Wall reported that in 1881 — 20 years before Walter Reed led a medical team in Central America and confirmed that fact in 1901.
Reed became famous for eliminating the threat of yellow fever for workers completing construction of the Panama Canal.
As for Wall, he contracted and survived yellow fever in 1871. He was still pleading his case when he died of a heart attack in 1895 while addressing the Florida Medical Association in Gainesville.
The Spanish influenza — the deadliest plague in history — claimed the lives of 100 million, worldwide, at the height of World War 1, according to “The Great Influenza,” a 2005 New York Times bestseller by author John Barry.
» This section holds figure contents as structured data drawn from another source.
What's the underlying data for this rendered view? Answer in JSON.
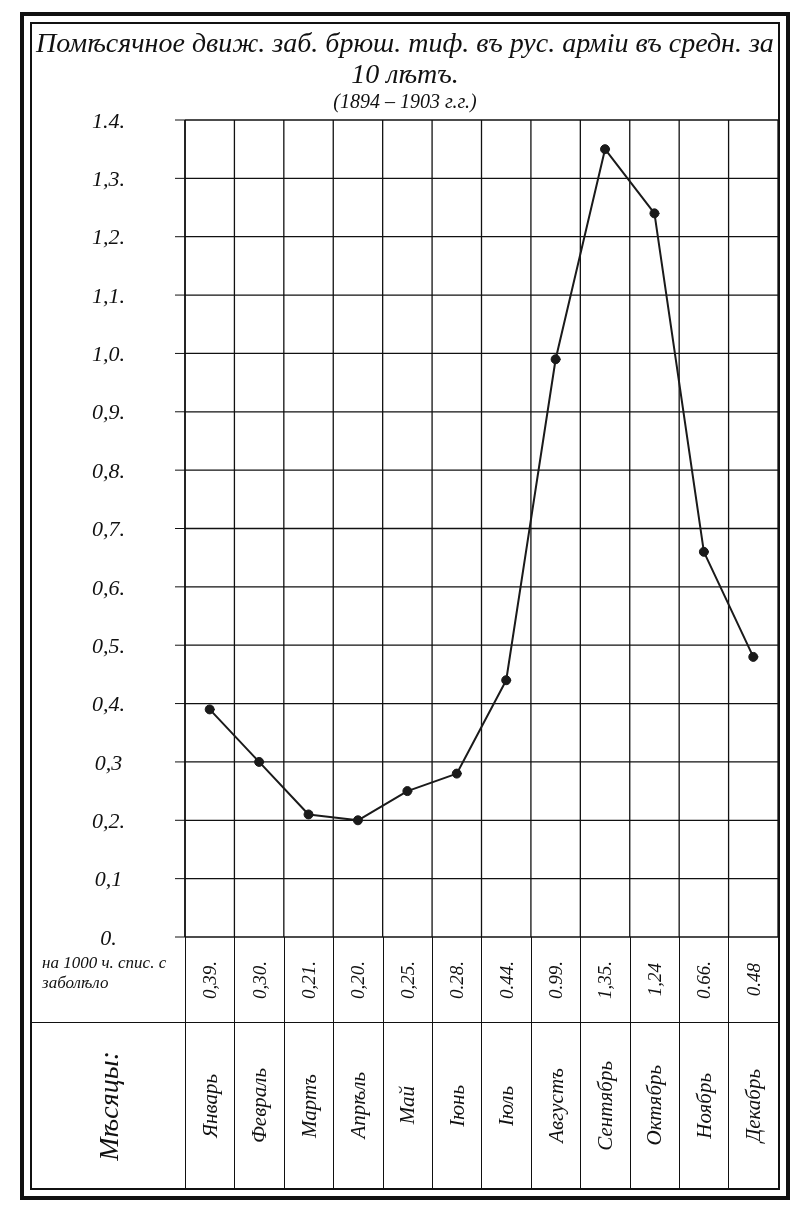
{
  "chart_data": {
    "type": "line",
    "title": "Помѣсячное движ. заб. брюш. тиф. въ рус. арміи въ средн. за 10 лѣтъ.",
    "subtitle": "(1894 – 1903 г.г.)",
    "ylabel": "на 1000 ч. спис. с заболѣло",
    "annotations": [
      "Мѣсяцы:"
    ],
    "categories": [
      "Январь",
      "Февраль",
      "Мартъ",
      "Апрѣль",
      "Май",
      "Іюнь",
      "Іюль",
      "Августъ",
      "Сентябрь",
      "Октябрь",
      "Ноябрь",
      "Декабрь"
    ],
    "values": [
      0.39,
      0.3,
      0.21,
      0.2,
      0.25,
      0.28,
      0.44,
      0.99,
      1.35,
      1.24,
      0.66,
      0.48
    ],
    "value_labels": [
      "0,39.",
      "0,30.",
      "0,21.",
      "0,20.",
      "0,25.",
      "0.28.",
      "0.44.",
      "0.99.",
      "1,35.",
      "1,24",
      "0.66.",
      "0.48"
    ],
    "color": "#1a1a1a",
    "ylim": [
      0,
      1.4
    ],
    "yticks": [
      {
        "value": 0,
        "label": "0."
      },
      {
        "value": 0.1,
        "label": "0,1"
      },
      {
        "value": 0.2,
        "label": "0,2."
      },
      {
        "value": 0.3,
        "label": "0,3"
      },
      {
        "value": 0.4,
        "label": "0,4."
      },
      {
        "value": 0.5,
        "label": "0,5."
      },
      {
        "value": 0.6,
        "label": "0,6."
      },
      {
        "value": 0.7,
        "label": "0,7."
      },
      {
        "value": 0.8,
        "label": "0,8."
      },
      {
        "value": 0.9,
        "label": "0,9."
      },
      {
        "value": 1.0,
        "label": "1,0."
      },
      {
        "value": 1.1,
        "label": "1,1."
      },
      {
        "value": 1.2,
        "label": "1,2."
      },
      {
        "value": 1.3,
        "label": "1,3."
      },
      {
        "value": 1.4,
        "label": "1.4."
      }
    ],
    "grid": true,
    "marker": "circle",
    "line_style": "solid"
  }
}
More people died from the Spanish influenza in that single year than the Black Death had killed in a century.
Local families were not spared from the suffering.
The first death from Spanish influenza reported by The Dade City Banner occurred in 1918.
It involved 21-year-old William Craig, a Dade City native, who was stationed in Camp Jackson, South Carolina.
The newspaper received a telegram reporting the death had occurred in the base camp’s hospital.
“Such was the sad cry that passed through Dade City this morning,” the newspaper later reported on its front page. “The family has requested that the body be shipped to Dade City.”
Churches closed, but The Dade City Banner reported on Oct. 25, 1918 that prayer services would be held on the courthouse lawn at 5 o’clock in the evening for divine intervention “…as a matter of precaution.”
Florida saw a total of 4,000 deaths in 1918 from Spanish influenza, and thousands more weakened survivors would die from pneumonia.
The Florida Legislature passed an act in 1931 to create county health departments using state funding, according to a historical account published in concert with the health department’s 75th anniversary.
But, it wasn’t until 1947 when the Pasco County Health Department first opened an office in Dade City.
Another Pasco County health challenge arose on Nov. 5, 1980, at what was then St. Leo College. It involved the outbreak of Norwalk Virus Gastroenteritis.
A 1985 report by the Johns Hopkins University School of Hygiene and Public Health said, in part, that: “College officials notified the local health department that more than 100 students complaining of sudden onset of abdominal cramps, vomiting, and diarrhea had reported to the Student Health Center since the previous evening.”
Former health department employee Thompson recalls: “We only had three health specialists on staff and were quickly overwhelmed with medical surveys and reports.”
Thompson joined a task force working with the Florida Department of Health and Rehabilitative Services and the Tampa Regional Laboratory to examine students and campus employees who had eaten one or more meals at the campus cafeteria from Nov. 3, 1980 to Nov. 5, 1980.
“The Norwalk virus was most likely spread by a combination of exposure to contaminated tossed salad and person-to-person transmission,” concluded the report submitted to the American Journal of Epidemiology. However, the report also noted, “the source of contamination was not identified.”
Now, the health department’s Pasco office is the midst of working to prevent the spread of COVID-19, while also continuing its work to address a Hepatitis A outbreak —an ongoing battle since 2016.
Pasco County led the state with 415 cases in 2019, followed by Pinellas County with 377 cases.
Since January 2019, there have been more than 3,200 cases in Florida associated with Hepatitis A. While this outbreak has not yet ended, Pasco showed new cases trending downward to nine so far in April 2020, according to Melissa Watts, public information officer with the Florida Department of Health in New Port Richey.
As of the morning of April 20, the number of positive COVID-19 cases in Pasco County, was 207, including three deaths.